I recognize there are no guaranteed results

I understand and acknowledge that are risks involved with the treatment I will be receiving including, but not limited to:

  • Puffing

  • Tugging

  • Pinching

  • Intense Stinging

  • Itching

  • Aching

  • Cramping

  • Bruising

  • Numbing

  • Muscle Spasms

  • Swelling

  • Tenderness

I have been informed of possible benefits, risks, and complications, and have had the opportunity to ask questions regarding these risks and other possible complications.

I have, to the best of my knowledge, given an accurate account of my medical history, including all known allergies or prescription drugs or products I am currently ingesting or using topically.

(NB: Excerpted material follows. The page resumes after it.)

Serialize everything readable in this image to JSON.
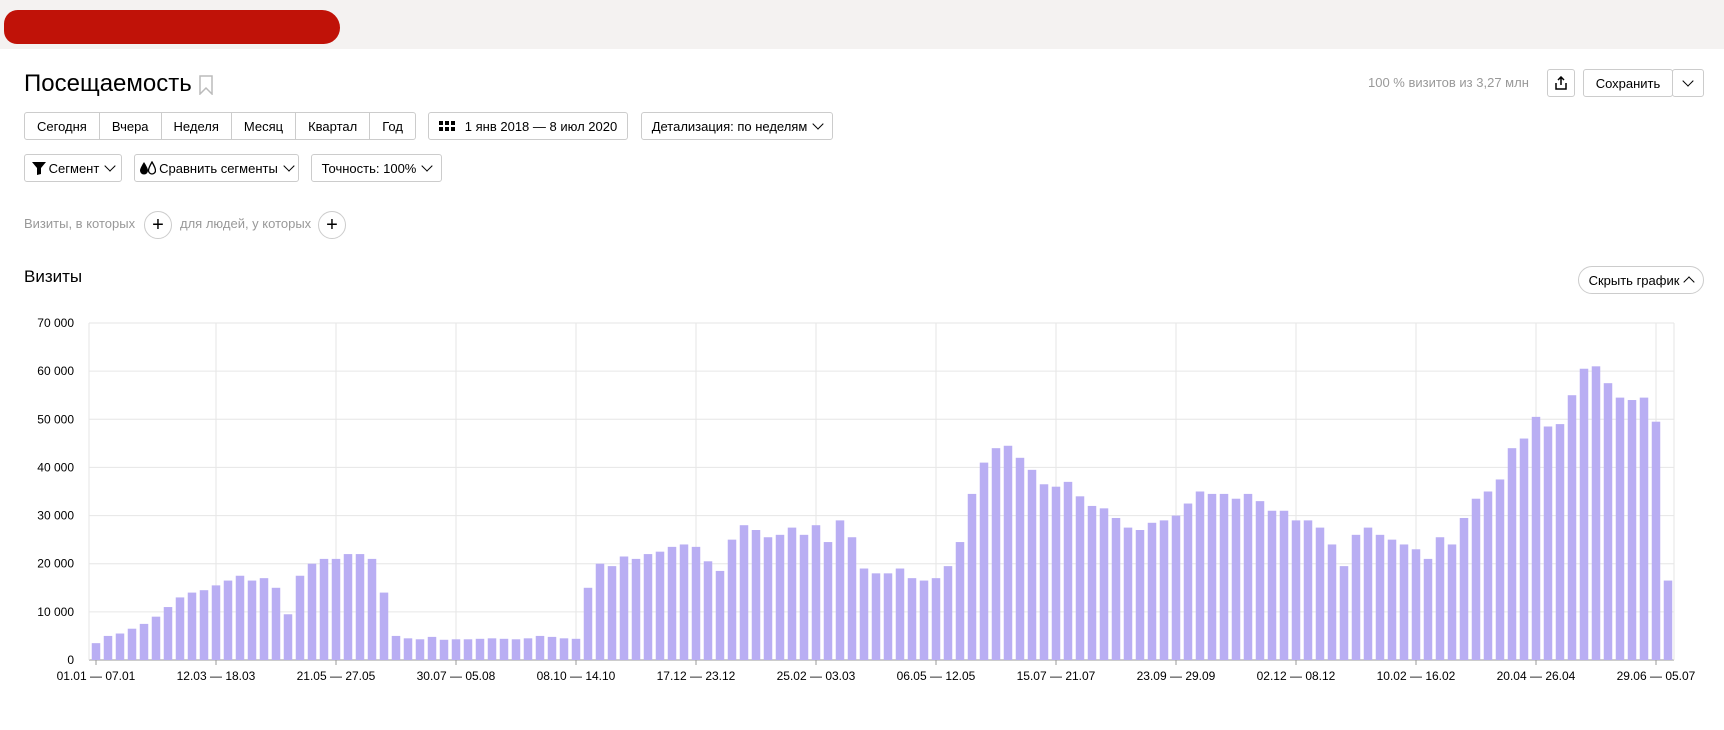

I have read and fully understand this agreement and all information detailed above. I understand the procedure and accept the risks. I agree I will assume the risk and full responsibility for any and all injuries, losses, side effects, or damages which might occur to me while I am undergoing this procedure. I do not hold the technician or the company, Bossy Glam Studio Inc, responsible for any of my conditions that were present, but not disclosed at the time of this procedure, which may be affected by the treatment performed today.

By signing below I give my consent to Bossy Glam Studio Inc to perform the procedure, Cryolipolysis, today.